Energy Transfer makes $5B move to bolster US oil, gas assets

By Luke Geiver | September 17, 2019

Energy Transfer LP is spending $5 billion to expand its oil and natural gas transportation assets across multiple regions in the U.S. In a cash and share deal with SemGroup Corp., Energy Transfer will add a major deepwater ship channel near Houston, crude oil gathering assets in the DJ Basin and also other assets in the Anadarko Basin to its portfolio.

Through the merger with SemGroup, ET said it is paying a 65 percent premium to the closing price of SemGroup shares as of September 13 of this year.

The Houston Fuel Oil Terminal has 18.2 million barrels of crude oil storage capacity, five deep-water docks and seven barge docks. In addition to the HFOT asset, Energy Transfer said it will build a new 75-mile crude oil pipeline between the Houston ship channel and Nederland, Texas, to provide a connection between the two largest ship channels in the U.S. Between the two terminals, ET’s customers will have export capacity access to over two million barrels of oil per day. Commercial operations of the pipeline could begin in 2021.

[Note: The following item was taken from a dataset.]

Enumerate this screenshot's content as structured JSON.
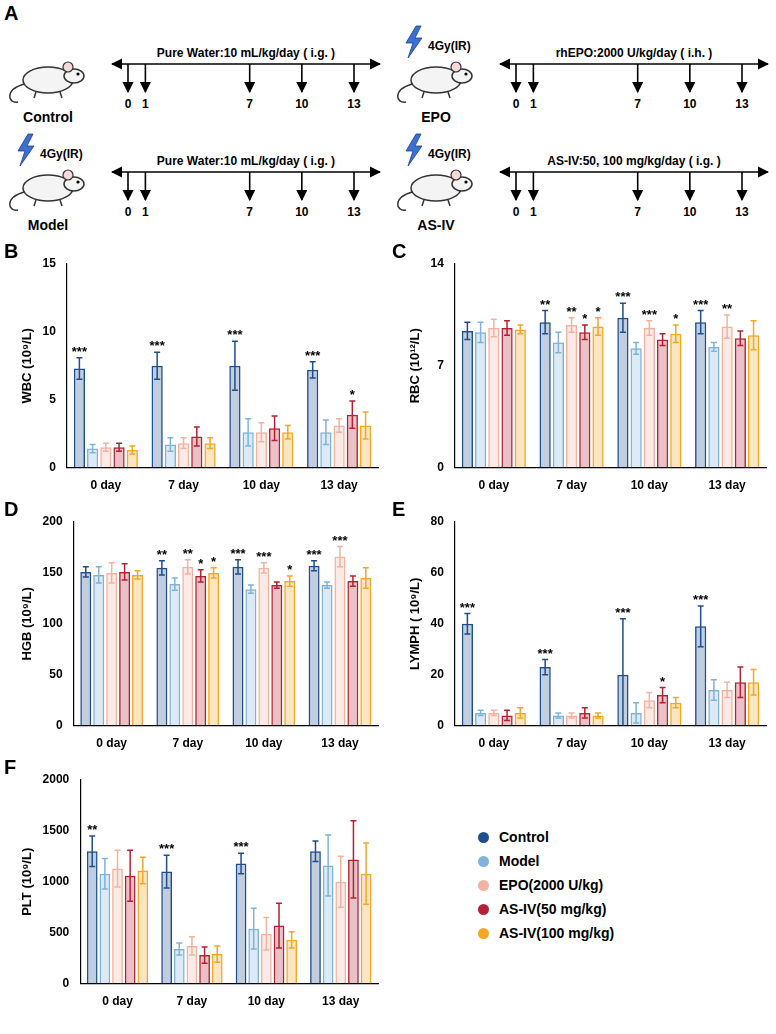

For the other assets included in the deal, ET said they will greatly increase Energy Transfer’s crude oil and NGL transportation business in the Rockies and Mid-Continent and will complement Energy Transfer’s existing crude oil and NGL transportation business in the Permian Basin. Energy Transfer’s crude oil assets on the Gulf Coast will also benefit from the Maurepas Pipeline and its connections to the St. James refining complex. The acquisition will also provide a significant crude oil gathering and transportation presence in the Alberta Basin in western Canada.